Although policy-makers continue to think of economic development in terms of traditional industries like mining and logging, Swanson said, the basic industries are almost all in decline, and the real growth is in service jobs.

But service doesn’t just mean waiting tables or selling trinkets to tourists, Swanson said. The new service economy in places like Billings involves lawyers, doctors, engineers, accountants and real estate agents.

That often goes unrecognized, he said, as does the importance of looking at the state region by region, rather than as a whole. Politicians wring their hands about the state’s low ranking in per-capita income, but cities like Billings, Missoula and Bozeman, where so many of the state’s residents live, compare favorably with similar-size cities in the region in terms of employment and per-capita income, he said.

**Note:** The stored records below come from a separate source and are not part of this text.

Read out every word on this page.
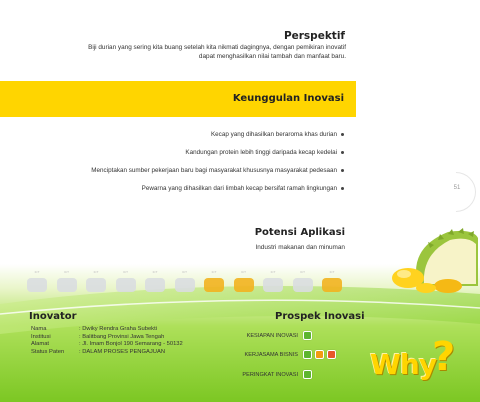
Perspektif
Biji durian yang sering kita buang setelah kita nikmati dagingnya, dengan pemikiran inovatif
dapat menghasilkan nilai tambah dan manfaat baru.
Keunggulan Inovasi
Kecap yang dihasilkan beraroma khas durian
Kandungan protein lebih tinggi daripada kecap kedelai
Menciptakan sumber pekerjaan baru bagi masyarakat khususnya masyarakat pedesaan
Pewarna yang dihasilkan dari limbah kecap bersifat ramah lingkungan	51
Potensi Aplikasi
Industri makanan dan minuman
ICT	ICT	ICT	ICT	ICT	ICT	ICT	ICT	ICT	ICT	ICT
Inovator
Nama	: Dwiky Rendra Graha Subekti
Institusi	: Balitbang Provinsi Jawa Tengah
Alamat	: Jl. Imam Bonjol 190 Semarang - 50132
Status Paten	: DALAM PROSES PENGAJUAN
Prospek Inovasi
KESIAPAN INOVASI
KERJASAMA BISNIS
PERINGKAT INOVASI	Why
?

Swanson said the state needs to acknowledge the economic strengths of regional centers like Billings and to tailor tax policies and labor training to the needs of specific areas of the state. One way to do that is to give cities and counties the power to levy local-option taxes, he said.

"What we don’t want to do in Montana is economic development through the rear-view mirror," Swanson said.

Alme, a Billings lawyer picked by Gov. Judy Martz to head the Department of Revenue two years ago, said local-option taxes are likely to be one of a trio of tax-reform proposals the Martz administration will present to the 2003 Legislature.

Last spring, Martz appointed three advisory councils to recommend tax-policy changes. The only requirements she placed on local-option taxes, Alme said, are that they be subject to local votes and that they be levied on the same items that would be taxed under a statewide tourist tax.

Which statewide tax is that, you ask? That’s another leg of the administration’s proposals, to impose a "limited sales tax" – "tourist tax" has too many ugly connotations, Alme said – on certain goods and services.

Those would include prepared food, drinks, accommodations, rental cars, recreation fees, souvenirs and a few other goods and services. Alme said projections are that out-of-state visitors would pay 56 percent of the tax and Montanans would pay 44 percent. Even if the state levied a 4 percent limited sales tax, Alme said, it still would rank last in tax collected from tourists on vacation, compared to nine other states in the region.

The money collected from that tax would offset the loss of revenue resulting from the third and final tax-reform proposal, which calls for cutting state income taxes by 10 percent, reducing income-tax rates and slashing the state’s effective capital gains rates, which Alme said are the highest in the region.

Alme said tax reform is long overdue in Montana. Although various reforms have been pitched over the past two or three decades, he said, selected taxes have been cut but no reforms have ever been adopted.